I’d imagine there are certain kinds of relationships that foster this better than others. You might feel more beholden to a family member or close friend then you would to someone on the street asking for spare change. That said you might be motivated to give that person some change if you know a friend or family member might make you feel guilty later on about leaving them empty handed.
I’ve been approaching this from the standpoint that GMB is something you might want to avoid, only because that was how the topic came up. That isn’t always the case, and there are certainly times when ignoring those guilt impulses might be selfish and just kind of lame. Let’s say my wife has very early morning flight, I might offer her a ride to the airport even though I know it would be much more comfortable to stay in bed and sleep. She might even offer to catch a cab and let me sleep, but I’d probably still opt to just give her a ride. There’s no question that staying in bed would be selfish, and even if she isn’t asking for a ride I’d feel guilty if she had to find one on her own so guilt is probably a motivator but I don’t think that’s a bad thing. Don’t get my wrong, I’m not offering because I don’t want to feel guilty, but rather because I know it’s the right thing to do and I know I’d be disappointed in myself if I didn’t. I’ve actually never made that thought progression until just now, and usually do it only because I think it’s the right thing to do.
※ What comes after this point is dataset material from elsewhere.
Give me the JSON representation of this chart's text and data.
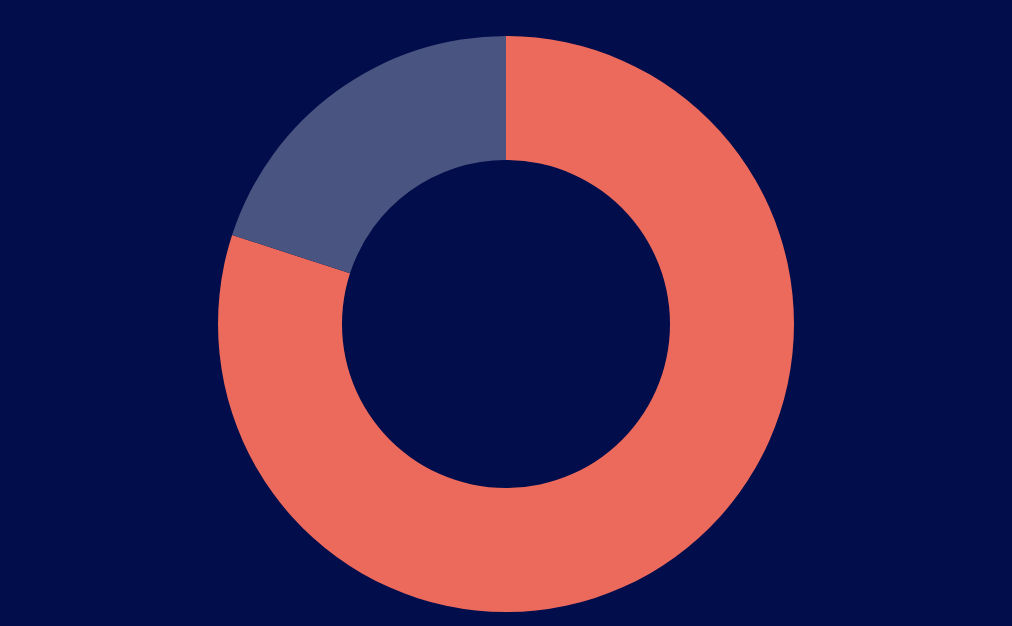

It’s like the working out example above, working out is good for you regardless of your motives, so maybe the trick isn’t to cut out any and all GMB, but to reexamine your own actions and intentions, and adjust your driving force. If you stop working out every day because you think it’s guilt motivated, that might be a bad thing. But if you work out every day because of positive thoughts about the effects rather then because of negative feelings about yourself if you didn’t you’ll probably be a much happier person in general. Again, the action isn’t nearly as important as the motive.
Usual disclaimer, it’s late and I’m rambling so this might be complete horsecrap that I’ll be embarrassed to read tomorrow. Or maybe not.